再赴任後、同僚の体育科教員たちに新指導書の要点を伝える講習を行う西原さん

 再赴任が叶ったのは、配属先が新年度に入ってまもない20年12月。残りの任期は2カ月となっていた。カンボジアにおける人口あたりの感染者数が日本の50分の1程度という時期だったが、当時はまだ学校が閉鎖。それが解除され、配属先で活動を行うことができたのは1カ月にも満たなかった。日本からウイルスを持ち込んだのではないかと警戒されることも多かったが、PCR検査は陰性だったと粘り強く伝えたところ、配属先の人たちと以前と同じように付き合うことができ、マスクさえしていれば、以前とほとんど変わらない活動が可能だった。

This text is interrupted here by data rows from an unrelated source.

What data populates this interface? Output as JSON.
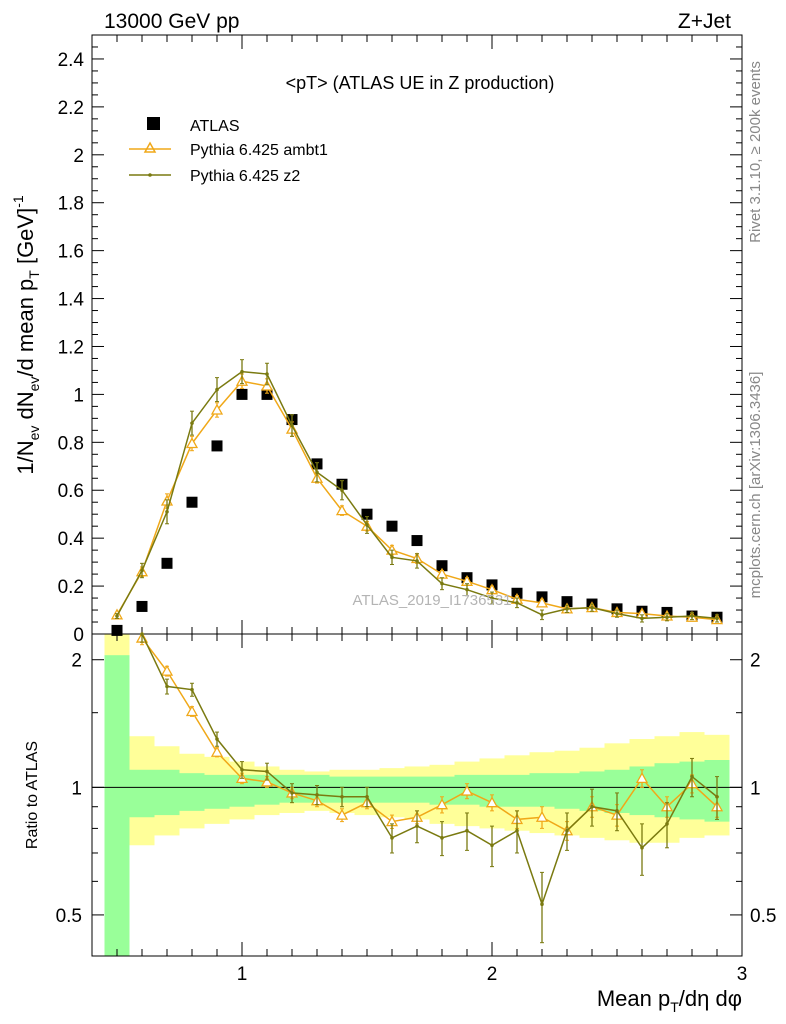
{
  "header": {
    "left": "13000 GeV pp",
    "right": "Z+Jet"
  },
  "side": {
    "rivet": "Rivet 3.1.10, ≥ 200k events",
    "mcplots": "mcplots.cern.ch [arXiv:1306.3436]"
  },
  "watermark": "ATLAS_2019_I1736531",
  "chart_data": [
    {
      "type": "scatter",
      "title": "<pT> (ATLAS UE in Z production)",
      "xlabel": "Mean p_T/dη dφ",
      "ylabel": "1/N_ev dN_ev/d mean p_T [GeV]^-1",
      "xlim": [
        0.4,
        3.0
      ],
      "ylim": [
        0,
        2.5
      ],
      "xticks": [
        "1",
        "2",
        "3"
      ],
      "yticks": [
        "0",
        "0.2",
        "0.4",
        "0.6",
        "0.8",
        "1",
        "1.2",
        "1.4",
        "1.6",
        "1.8",
        "2",
        "2.2",
        "2.4"
      ],
      "legend_position": "top-left",
      "legend": [
        "ATLAS",
        "Pythia 6.425 ambt1",
        "Pythia 6.425 z2"
      ],
      "x": [
        0.5,
        0.6,
        0.7,
        0.8,
        0.9,
        1.0,
        1.1,
        1.2,
        1.3,
        1.4,
        1.5,
        1.6,
        1.7,
        1.8,
        1.9,
        2.0,
        2.1,
        2.2,
        2.3,
        2.4,
        2.5,
        2.6,
        2.7,
        2.8,
        2.9
      ],
      "series": [
        {
          "name": "ATLAS",
          "color": "#000000",
          "marker": "square",
          "values": [
            0.015,
            0.115,
            0.295,
            0.55,
            0.785,
            1.0,
            1.0,
            0.895,
            0.71,
            0.625,
            0.5,
            0.45,
            0.39,
            0.285,
            0.235,
            0.205,
            0.17,
            0.155,
            0.135,
            0.125,
            0.105,
            0.095,
            0.09,
            0.075,
            0.07
          ]
        },
        {
          "name": "Pythia 6.425 ambt1",
          "color": "#f0a818",
          "marker": "triangle",
          "values": [
            0.08,
            0.26,
            0.555,
            0.795,
            0.935,
            1.055,
            1.035,
            0.855,
            0.65,
            0.515,
            0.45,
            0.35,
            0.315,
            0.25,
            0.22,
            0.185,
            0.145,
            0.13,
            0.105,
            0.11,
            0.09,
            0.085,
            0.075,
            0.07,
            0.06
          ],
          "errors": [
            0.01,
            0.02,
            0.03,
            0.03,
            0.03,
            0.03,
            0.03,
            0.03,
            0.02,
            0.02,
            0.02,
            0.02,
            0.02,
            0.015,
            0.015,
            0.015,
            0.015,
            0.015,
            0.01,
            0.01,
            0.01,
            0.01,
            0.01,
            0.01,
            0.01
          ]
        },
        {
          "name": "Pythia 6.425 z2",
          "color": "#7a7a10",
          "marker": "dot",
          "values": [
            0.075,
            0.265,
            0.51,
            0.88,
            1.02,
            1.095,
            1.085,
            0.87,
            0.675,
            0.6,
            0.455,
            0.32,
            0.305,
            0.21,
            0.185,
            0.15,
            0.13,
            0.08,
            0.105,
            0.11,
            0.085,
            0.065,
            0.07,
            0.075,
            0.065
          ],
          "errors": [
            0.01,
            0.03,
            0.05,
            0.05,
            0.05,
            0.05,
            0.045,
            0.045,
            0.04,
            0.04,
            0.035,
            0.03,
            0.03,
            0.025,
            0.025,
            0.025,
            0.02,
            0.02,
            0.015,
            0.015,
            0.015,
            0.015,
            0.015,
            0.015,
            0.015
          ]
        }
      ]
    },
    {
      "type": "scatter",
      "ylabel": "Ratio to ATLAS",
      "xlabel": "Mean p_T/dη dφ",
      "xlim": [
        0.4,
        3.0
      ],
      "ylim": [
        0.4,
        2.3
      ],
      "yscale": "log",
      "yticks": [
        "0.5",
        "1",
        "2"
      ],
      "xticks": [
        "1",
        "2",
        "3"
      ],
      "reference_line": 1,
      "bins": [
        0.45,
        0.55,
        0.65,
        0.75,
        0.85,
        0.95,
        1.05,
        1.15,
        1.25,
        1.35,
        1.45,
        1.55,
        1.65,
        1.75,
        1.85,
        1.95,
        2.05,
        2.15,
        2.25,
        2.35,
        2.45,
        2.55,
        2.65,
        2.75,
        2.85,
        2.95
      ],
      "band_stat_upper": [
        2.05,
        1.1,
        1.1,
        1.08,
        1.07,
        1.07,
        1.07,
        1.07,
        1.07,
        1.06,
        1.06,
        1.06,
        1.06,
        1.06,
        1.07,
        1.07,
        1.07,
        1.08,
        1.08,
        1.09,
        1.1,
        1.12,
        1.14,
        1.15,
        1.16
      ],
      "band_stat_lower": [
        0.4,
        0.85,
        0.86,
        0.88,
        0.89,
        0.9,
        0.91,
        0.92,
        0.92,
        0.92,
        0.92,
        0.92,
        0.92,
        0.91,
        0.91,
        0.9,
        0.9,
        0.9,
        0.89,
        0.88,
        0.87,
        0.86,
        0.85,
        0.84,
        0.83
      ],
      "band_total_upper": [
        2.3,
        1.32,
        1.25,
        1.2,
        1.18,
        1.15,
        1.12,
        1.1,
        1.09,
        1.1,
        1.1,
        1.11,
        1.12,
        1.13,
        1.15,
        1.17,
        1.19,
        1.21,
        1.22,
        1.24,
        1.27,
        1.3,
        1.32,
        1.35,
        1.33
      ],
      "band_total_lower": [
        0.4,
        0.73,
        0.77,
        0.8,
        0.82,
        0.84,
        0.86,
        0.87,
        0.88,
        0.87,
        0.86,
        0.85,
        0.84,
        0.82,
        0.81,
        0.8,
        0.79,
        0.78,
        0.77,
        0.76,
        0.75,
        0.74,
        0.74,
        0.76,
        0.77
      ],
      "x": [
        0.5,
        0.6,
        0.7,
        0.8,
        0.9,
        1.0,
        1.1,
        1.2,
        1.3,
        1.4,
        1.5,
        1.6,
        1.7,
        1.8,
        1.9,
        2.0,
        2.1,
        2.2,
        2.3,
        2.4,
        2.5,
        2.6,
        2.7,
        2.8,
        2.9
      ],
      "series": [
        {
          "name": "Pythia 6.425 ambt1",
          "color": "#f0a818",
          "values": [
            null,
            2.25,
            1.88,
            1.51,
            1.21,
            1.05,
            1.03,
            0.97,
            0.93,
            0.86,
            0.92,
            0.83,
            0.85,
            0.91,
            0.98,
            0.92,
            0.84,
            0.85,
            0.79,
            0.9,
            0.86,
            1.05,
            0.9,
            1.02,
            0.9
          ],
          "errors": [
            0,
            0.08,
            0.05,
            0.04,
            0.03,
            0.03,
            0.03,
            0.03,
            0.03,
            0.03,
            0.03,
            0.03,
            0.03,
            0.04,
            0.04,
            0.04,
            0.04,
            0.05,
            0.04,
            0.05,
            0.05,
            0.05,
            0.05,
            0.05,
            0.05
          ]
        },
        {
          "name": "Pythia 6.425 z2",
          "color": "#7a7a10",
          "values": [
            null,
            2.3,
            1.73,
            1.7,
            1.3,
            1.1,
            1.09,
            0.97,
            0.96,
            0.95,
            0.95,
            0.76,
            0.81,
            0.76,
            0.79,
            0.73,
            0.79,
            0.53,
            0.79,
            0.9,
            0.88,
            0.72,
            0.82,
            1.06,
            0.95
          ],
          "errors": [
            0,
            0.1,
            0.07,
            0.06,
            0.05,
            0.05,
            0.05,
            0.05,
            0.05,
            0.05,
            0.05,
            0.06,
            0.07,
            0.07,
            0.08,
            0.08,
            0.09,
            0.1,
            0.08,
            0.09,
            0.09,
            0.1,
            0.1,
            0.11,
            0.11
          ]
        }
      ]
    }
  ]
}
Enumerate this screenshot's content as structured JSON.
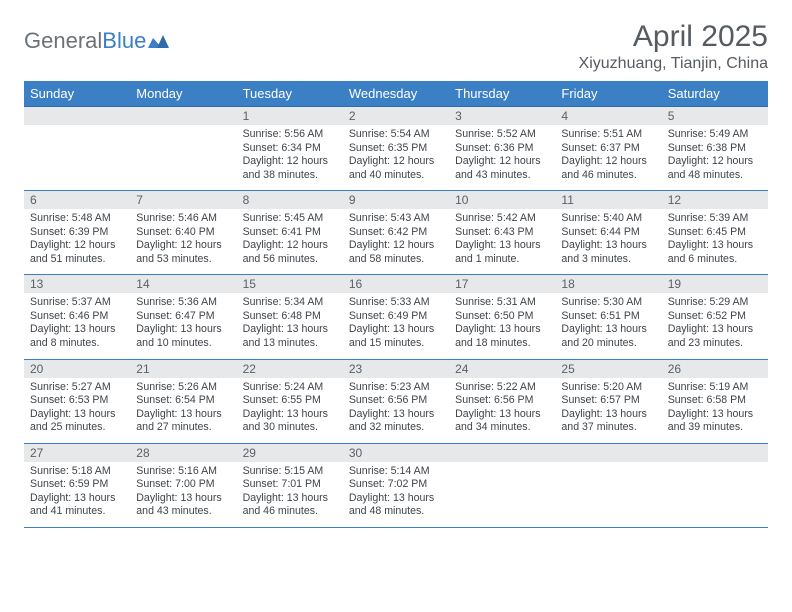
{
  "logo": {
    "general": "General",
    "blue": "Blue"
  },
  "title": "April 2025",
  "location": "Xiyuzhuang, Tianjin, China",
  "colors": {
    "header_bg": "#3b7fc4",
    "header_text": "#ffffff",
    "daynum_bg": "#e6e8ea",
    "daynum_text": "#5b6167",
    "body_text": "#3f444a",
    "rule": "#3b7fc4"
  },
  "weekdays": [
    "Sunday",
    "Monday",
    "Tuesday",
    "Wednesday",
    "Thursday",
    "Friday",
    "Saturday"
  ],
  "weeks": [
    [
      null,
      null,
      {
        "n": "1",
        "sr": "Sunrise: 5:56 AM",
        "ss": "Sunset: 6:34 PM",
        "dl": "Daylight: 12 hours and 38 minutes."
      },
      {
        "n": "2",
        "sr": "Sunrise: 5:54 AM",
        "ss": "Sunset: 6:35 PM",
        "dl": "Daylight: 12 hours and 40 minutes."
      },
      {
        "n": "3",
        "sr": "Sunrise: 5:52 AM",
        "ss": "Sunset: 6:36 PM",
        "dl": "Daylight: 12 hours and 43 minutes."
      },
      {
        "n": "4",
        "sr": "Sunrise: 5:51 AM",
        "ss": "Sunset: 6:37 PM",
        "dl": "Daylight: 12 hours and 46 minutes."
      },
      {
        "n": "5",
        "sr": "Sunrise: 5:49 AM",
        "ss": "Sunset: 6:38 PM",
        "dl": "Daylight: 12 hours and 48 minutes."
      }
    ],
    [
      {
        "n": "6",
        "sr": "Sunrise: 5:48 AM",
        "ss": "Sunset: 6:39 PM",
        "dl": "Daylight: 12 hours and 51 minutes."
      },
      {
        "n": "7",
        "sr": "Sunrise: 5:46 AM",
        "ss": "Sunset: 6:40 PM",
        "dl": "Daylight: 12 hours and 53 minutes."
      },
      {
        "n": "8",
        "sr": "Sunrise: 5:45 AM",
        "ss": "Sunset: 6:41 PM",
        "dl": "Daylight: 12 hours and 56 minutes."
      },
      {
        "n": "9",
        "sr": "Sunrise: 5:43 AM",
        "ss": "Sunset: 6:42 PM",
        "dl": "Daylight: 12 hours and 58 minutes."
      },
      {
        "n": "10",
        "sr": "Sunrise: 5:42 AM",
        "ss": "Sunset: 6:43 PM",
        "dl": "Daylight: 13 hours and 1 minute."
      },
      {
        "n": "11",
        "sr": "Sunrise: 5:40 AM",
        "ss": "Sunset: 6:44 PM",
        "dl": "Daylight: 13 hours and 3 minutes."
      },
      {
        "n": "12",
        "sr": "Sunrise: 5:39 AM",
        "ss": "Sunset: 6:45 PM",
        "dl": "Daylight: 13 hours and 6 minutes."
      }
    ],
    [
      {
        "n": "13",
        "sr": "Sunrise: 5:37 AM",
        "ss": "Sunset: 6:46 PM",
        "dl": "Daylight: 13 hours and 8 minutes."
      },
      {
        "n": "14",
        "sr": "Sunrise: 5:36 AM",
        "ss": "Sunset: 6:47 PM",
        "dl": "Daylight: 13 hours and 10 minutes."
      },
      {
        "n": "15",
        "sr": "Sunrise: 5:34 AM",
        "ss": "Sunset: 6:48 PM",
        "dl": "Daylight: 13 hours and 13 minutes."
      },
      {
        "n": "16",
        "sr": "Sunrise: 5:33 AM",
        "ss": "Sunset: 6:49 PM",
        "dl": "Daylight: 13 hours and 15 minutes."
      },
      {
        "n": "17",
        "sr": "Sunrise: 5:31 AM",
        "ss": "Sunset: 6:50 PM",
        "dl": "Daylight: 13 hours and 18 minutes."
      },
      {
        "n": "18",
        "sr": "Sunrise: 5:30 AM",
        "ss": "Sunset: 6:51 PM",
        "dl": "Daylight: 13 hours and 20 minutes."
      },
      {
        "n": "19",
        "sr": "Sunrise: 5:29 AM",
        "ss": "Sunset: 6:52 PM",
        "dl": "Daylight: 13 hours and 23 minutes."
      }
    ],
    [
      {
        "n": "20",
        "sr": "Sunrise: 5:27 AM",
        "ss": "Sunset: 6:53 PM",
        "dl": "Daylight: 13 hours and 25 minutes."
      },
      {
        "n": "21",
        "sr": "Sunrise: 5:26 AM",
        "ss": "Sunset: 6:54 PM",
        "dl": "Daylight: 13 hours and 27 minutes."
      },
      {
        "n": "22",
        "sr": "Sunrise: 5:24 AM",
        "ss": "Sunset: 6:55 PM",
        "dl": "Daylight: 13 hours and 30 minutes."
      },
      {
        "n": "23",
        "sr": "Sunrise: 5:23 AM",
        "ss": "Sunset: 6:56 PM",
        "dl": "Daylight: 13 hours and 32 minutes."
      },
      {
        "n": "24",
        "sr": "Sunrise: 5:22 AM",
        "ss": "Sunset: 6:56 PM",
        "dl": "Daylight: 13 hours and 34 minutes."
      },
      {
        "n": "25",
        "sr": "Sunrise: 5:20 AM",
        "ss": "Sunset: 6:57 PM",
        "dl": "Daylight: 13 hours and 37 minutes."
      },
      {
        "n": "26",
        "sr": "Sunrise: 5:19 AM",
        "ss": "Sunset: 6:58 PM",
        "dl": "Daylight: 13 hours and 39 minutes."
      }
    ],
    [
      {
        "n": "27",
        "sr": "Sunrise: 5:18 AM",
        "ss": "Sunset: 6:59 PM",
        "dl": "Daylight: 13 hours and 41 minutes."
      },
      {
        "n": "28",
        "sr": "Sunrise: 5:16 AM",
        "ss": "Sunset: 7:00 PM",
        "dl": "Daylight: 13 hours and 43 minutes."
      },
      {
        "n": "29",
        "sr": "Sunrise: 5:15 AM",
        "ss": "Sunset: 7:01 PM",
        "dl": "Daylight: 13 hours and 46 minutes."
      },
      {
        "n": "30",
        "sr": "Sunrise: 5:14 AM",
        "ss": "Sunset: 7:02 PM",
        "dl": "Daylight: 13 hours and 48 minutes."
      },
      null,
      null,
      null
    ]
  ]
}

 限られた時間で取り組んだことの1つは、前年度に初めて導入された体力測定のフォローだ。測定の様子を見て回り、やり方が間違っている場合は正しいやり方を指導した。もう1つは、一時帰国の前に体育授業を積極的に実施するようになっていた同僚の体育教員たちに、一時帰国中にアルバイト先で学んだことを踏まえ、体育授業のポイントを伝えることだ。予想外だったのは、コロナ禍のなかでリスクを厭わず戻って来た西原さんに対して、同僚教員たちが以前より信頼を強め、より積極的に話に耳を傾けてくれたことだった。